Documentation
¶
Overview ¶
Package jsonl reads data in the JSON Lines format, also called newline-delimited JSON. JSON Lines is a convenient format for processing structured data one record at a time. This allows processing an unbounded number of records in constant memory.
Example (Sum) ¶
n := 10000
pr, pw := io.Pipe()
go func() {
enc := json.NewEncoder(pw)
for i := range n {
_ = enc.Encode(i)
}
pw.Close()
}()
sum := 0
for v := range jsonl.Records[int](pr) {
sum += v
}
fmt.Println(sum)
Output: 49995000
Index ¶
Examples ¶
Constants ¶
const MaxLineSize = bufio.MaxScanTokenSize
MaxLineSize is the default maximum allowed size of a record, and the amount of memory which will be allocated for decoding. Lines longer than this will not be unmarshaled and yield ErrTooLong instead.
Variables ¶
var ErrTooLong = bufio.ErrTooLong
ErrTooLong is signaled when a record exceeds the maximum allowed token size.
Functions ¶
func Records ¶
Records iterates over decoded values in JSON Lines data. Internally it uses bufio.Scanner; see its documentation for edge cases. There are three types of error which may occur during iteration:
Invalid JSON data yields json.SyntaxError (or any other error from json.Unmarshal). This is non-fatal; iterating continues decoding the next line.
A line exceeding the maximum size (WithMaxLineSize) yields ErrTooLong. This is non-fatal; the remainder of the line is discarded and iterating continues decoding the next line.
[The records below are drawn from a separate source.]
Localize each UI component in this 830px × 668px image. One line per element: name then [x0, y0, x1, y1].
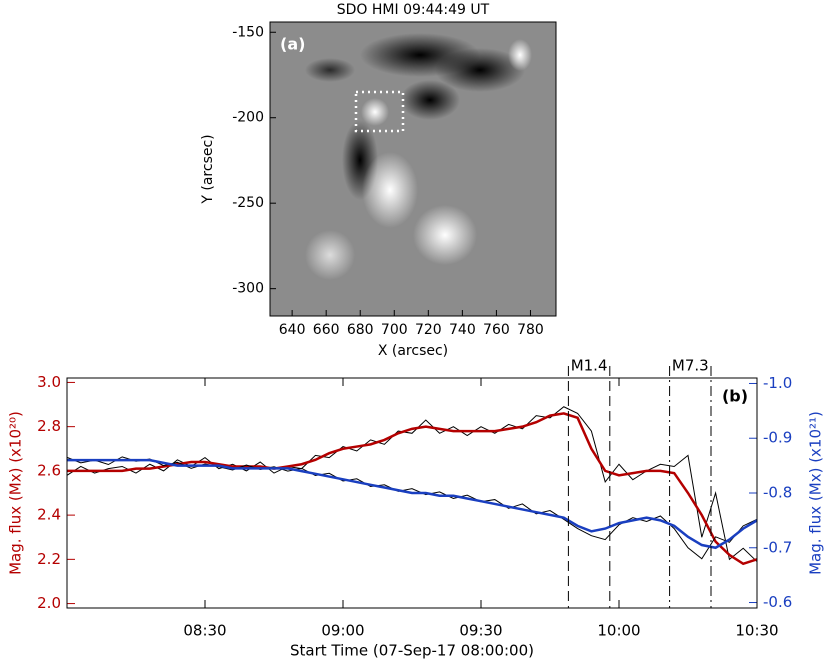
- y-axis-label: Mag. flux (Mx) (x10²⁰): [7, 411, 25, 575]
- x-tick-label: 680: [347, 322, 374, 338]
- y-tick-label: -300: [232, 281, 264, 297]
- x-axis-label: Start Time (07-Sep-17 08:00:00): [290, 642, 534, 660]
- y-tick-label: -250: [232, 195, 264, 211]
- magnetogram: [270, 22, 556, 316]
- x-tick-label: 09:30: [459, 622, 502, 640]
- x-tick-label: 10:30: [735, 622, 778, 640]
- x-tick-label: 720: [415, 322, 442, 338]
- y-tick-label: 2.8: [37, 417, 61, 435]
- plot-frame: [66, 377, 758, 609]
- series-line: [67, 412, 758, 566]
- y-tick-label: 2.4: [37, 506, 61, 524]
- y-tick-label: -150: [232, 24, 264, 40]
- panel-label: (b): [722, 387, 748, 406]
- y-tick-label: 2.0: [37, 594, 61, 612]
- x-tick-label: 660: [313, 322, 340, 338]
- chart-title: SDO HMI 09:44:49 UT: [337, 2, 490, 18]
- x-tick-label: 09:00: [321, 622, 364, 640]
- x-tick-label: 760: [483, 322, 510, 338]
- y2-tick-label: -1.0: [763, 374, 792, 392]
- y-tick-label: -200: [232, 110, 264, 126]
- y2-tick-label: -0.7: [763, 538, 792, 556]
- series-line: [67, 458, 758, 550]
- panel-label: (a): [280, 35, 305, 54]
- flare-label: M1.4: [571, 357, 608, 375]
- x-tick-label: 10:00: [597, 622, 640, 640]
- flare-label: M7.3: [672, 357, 709, 375]
- y2-axis-label: Mag. flux (Mx) (x10²¹): [807, 411, 825, 575]
- x-tick-label: 08:30: [183, 622, 226, 640]
- x-tick-label: 740: [449, 322, 476, 338]
- y-axis-label: Y (arcsec): [200, 134, 216, 204]
- y2-tick-label: -0.9: [763, 429, 792, 447]
- y-tick-label: 2.2: [37, 550, 61, 568]
- y2-tick-label: -0.8: [763, 484, 792, 502]
- x-tick-label: 640: [279, 322, 306, 338]
- series-line: [66, 456, 758, 560]
- plot-frame: [269, 21, 557, 317]
- y-tick-label: 2.6: [37, 461, 61, 479]
- x-tick-label: 700: [381, 322, 408, 338]
- y-tick-label: 3.0: [37, 373, 61, 391]
- y2-tick-label: -0.6: [763, 593, 792, 611]
- x-axis-label: X (arcsec): [378, 343, 448, 359]
- x-tick-label: 780: [517, 322, 544, 338]
- series-line: [66, 406, 758, 562]
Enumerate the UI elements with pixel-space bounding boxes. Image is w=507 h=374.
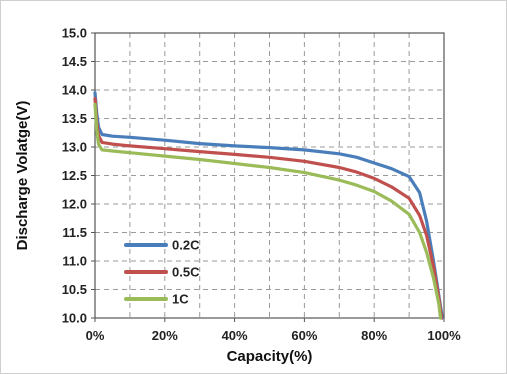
y-tick-label: 15.0 [62,26,87,41]
x-axis-title: Capacity(%) [227,348,313,365]
ticks-layer: 10.0 10.5 11.0 11.5 12.0 12.5 13.0 13.5 14.0 14.5… [62,26,461,344]
y-tick-label: 11.5 [62,225,87,240]
series-line-1c [93,102,443,320]
legend-label: 0.5C [172,265,200,280]
y-axis-title: Discharge Volatge(V) [14,101,31,251]
series-line-0-2c [93,91,444,320]
series-layer [93,91,444,320]
x-tick-label: 60% [291,328,317,343]
y-tick-label: 10.0 [62,311,87,326]
series-line-0-5c [93,97,444,320]
grid-layer [94,32,445,319]
y-tick-label: 12.0 [62,197,87,212]
x-tick-label: 0% [86,328,105,343]
y-tick-label: 11.0 [62,254,87,269]
y-tick-label: 14.0 [62,83,87,98]
y-tick-label: 13.5 [62,111,87,126]
y-tick-label: 10.5 [62,282,87,297]
legend: 0.2C 0.5C 1C [124,238,200,307]
legend-label: 0.2C [172,238,200,253]
y-tick-label: 14.5 [62,54,87,69]
x-tick-label: 20% [152,328,178,343]
x-tick-label: 100% [427,328,461,343]
legend-label: 1C [172,292,189,307]
x-tick-label: 40% [222,328,248,343]
x-tick-label: 80% [361,328,387,343]
y-tick-label: 12.5 [62,168,87,183]
y-tick-label: 13.0 [62,140,87,155]
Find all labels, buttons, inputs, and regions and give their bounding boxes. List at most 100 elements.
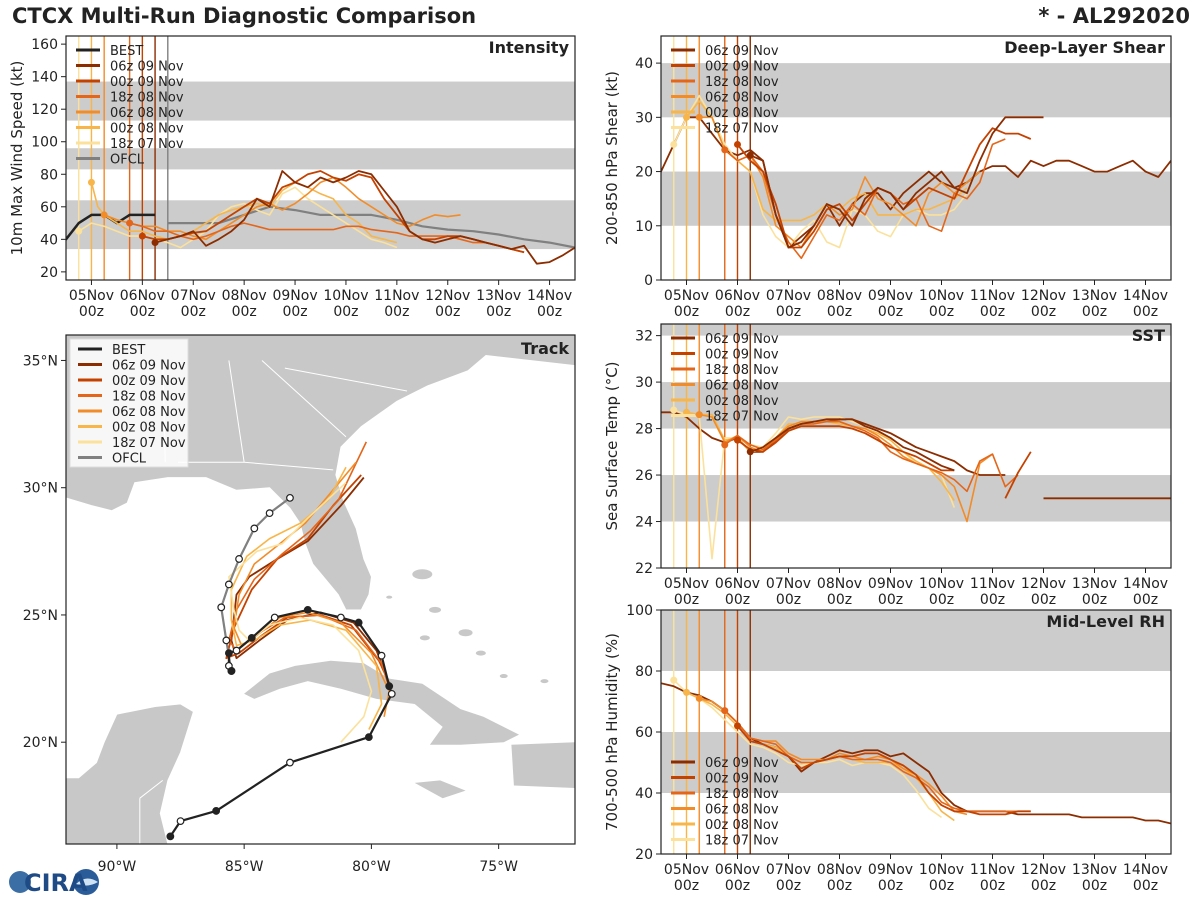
- panel-title: Track: [521, 339, 569, 358]
- y-tick-label: 80: [635, 664, 653, 680]
- series-line: [167, 205, 575, 249]
- track-point: [354, 618, 363, 627]
- x-tick-label: 05Nov: [664, 576, 709, 592]
- x-tick-label: 06Nov: [715, 288, 760, 304]
- x-tick-label: 00z: [725, 878, 750, 894]
- series-line: [749, 418, 1171, 500]
- legend-box: [69, 338, 189, 468]
- init-point: [746, 448, 754, 456]
- panel-title: Deep-Layer Shear: [1004, 38, 1165, 57]
- plot-frame: [660, 323, 1172, 569]
- bahamas-island: [540, 679, 549, 684]
- series-line: [154, 170, 575, 265]
- cuba-landmass: [244, 660, 519, 745]
- track-point: [377, 651, 386, 660]
- init-point: [734, 436, 741, 444]
- init-point: [138, 232, 146, 240]
- x-tick-label: 14Nov: [1123, 862, 1168, 878]
- x-tick-label: 00z: [674, 592, 699, 608]
- x-tick-label: 09Nov: [868, 288, 913, 304]
- track-point: [286, 493, 294, 502]
- init-point: [746, 151, 754, 159]
- shaded-band: [66, 148, 575, 170]
- y-axis-label: 10m Max Wind Speed (kt): [8, 61, 26, 256]
- bahamas-island: [499, 674, 508, 679]
- x-tick-label: 00z: [929, 592, 954, 608]
- x-tick-label: 10Nov: [323, 288, 368, 304]
- x-tick-label: 00z: [980, 592, 1005, 608]
- x-tick-label: 12Nov: [1021, 862, 1066, 878]
- series-line: [661, 116, 1171, 249]
- series-line: [724, 420, 1019, 493]
- legend-label: 18z 08 Nov: [110, 91, 184, 106]
- series-line: [673, 94, 968, 249]
- track-point: [250, 524, 259, 533]
- logo-text: CIRA: [24, 869, 88, 897]
- lat-tick-label: 25°N: [23, 608, 58, 624]
- x-tick-label: 00z: [130, 304, 155, 320]
- series-line: [103, 176, 461, 241]
- legend-label: 18z 08 Nov: [705, 75, 779, 90]
- track-point: [166, 832, 175, 841]
- x-tick-label: 00z: [1082, 304, 1107, 320]
- cira-logo: CIRA: [6, 866, 106, 898]
- y-tick-label: 40: [635, 786, 653, 802]
- x-tick-label: 07Nov: [766, 576, 811, 592]
- x-tick-label: 00z: [776, 304, 801, 320]
- legend-label: 00z 09 Nov: [112, 374, 186, 389]
- track-point: [270, 613, 279, 622]
- init-point: [75, 227, 83, 235]
- lat-tick-label: 30°N: [23, 481, 58, 497]
- series-line: [90, 181, 398, 244]
- init-point: [695, 113, 703, 121]
- x-tick-label: 00z: [232, 304, 257, 320]
- track-point: [265, 509, 274, 518]
- init-point: [670, 406, 678, 414]
- plot-area-intensity: [66, 36, 575, 280]
- init-point: [721, 146, 729, 154]
- shaded-band: [661, 324, 1171, 336]
- y-tick-label: 160: [31, 37, 58, 53]
- init-point: [151, 239, 159, 247]
- page-title: CTCX Multi-Run Diagnostic Comparison: [12, 4, 477, 28]
- plot-area-shear: [661, 36, 1171, 280]
- panel-sst: 22242628303205Nov00z06Nov00z07Nov00z08No…: [603, 323, 1172, 608]
- panel-intensity: 2040608010012014016005Nov00z06Nov00z07No…: [8, 35, 576, 320]
- track-point: [224, 649, 233, 658]
- logo-globe-icon: [9, 871, 31, 893]
- x-tick-label: 14Nov: [527, 288, 572, 304]
- track-point: [222, 636, 231, 645]
- shaded-band: [66, 81, 575, 121]
- shaded-band: [66, 200, 575, 250]
- x-tick-label: 00z: [537, 304, 562, 320]
- x-tick-label: 06Nov: [715, 862, 760, 878]
- x-tick-label: 11Nov: [970, 862, 1015, 878]
- track-point: [212, 807, 221, 815]
- x-tick-label: 00z: [878, 878, 903, 894]
- track-point: [227, 667, 236, 675]
- x-tick-label: 00z: [79, 304, 104, 320]
- x-tick-label: 00z: [333, 304, 358, 320]
- bahamas-island: [458, 629, 473, 637]
- x-tick-label: 07Nov: [766, 288, 811, 304]
- y-tick-label: 20: [635, 165, 653, 181]
- track-line: [225, 474, 393, 690]
- legend-label: 06z 08 Nov: [112, 405, 186, 420]
- legend-label: 18z 07 Nov: [705, 834, 779, 849]
- init-point: [721, 441, 729, 449]
- panel-title: Intensity: [489, 38, 570, 57]
- storm-id: * - AL292020: [1038, 4, 1190, 28]
- legend-label: 00z 08 Nov: [705, 818, 779, 833]
- x-tick-label: 10Nov: [919, 288, 964, 304]
- legend-label: 00z 08 Nov: [705, 106, 779, 121]
- init-point: [670, 140, 678, 148]
- x-tick-label: 00z: [282, 304, 307, 320]
- x-tick-label: 00z: [1082, 592, 1107, 608]
- bahamas-island: [475, 650, 486, 656]
- track-point: [176, 817, 185, 825]
- y-axis-label: Sea Surface Temp (°C): [603, 361, 621, 530]
- x-tick-label: 11Nov: [374, 288, 419, 304]
- legend-label: 18z 08 Nov: [705, 363, 779, 378]
- track-point: [217, 603, 226, 612]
Errors from the io.Reader (except for io.EOF, which stops iteration without error) are fatal and will yield the error before ending iteration.
Types ¶
type Option ¶
type Option func(*options)
func WithBuffer ¶
WithBuffer provides a preallocated buffer to use for reading. The full capacity of the buffer may be used, and limits the maximum line length. The actual maximum record size may be smaller as the buffer may need to include, for instance, a newline.
func WithMaxLineSize ¶
WithMaxLineSize calls WithBuffer with a new buffer of the provided size. Unlike bufio.Scanner the full buffer is preallocated. By default this is MaxLineSize.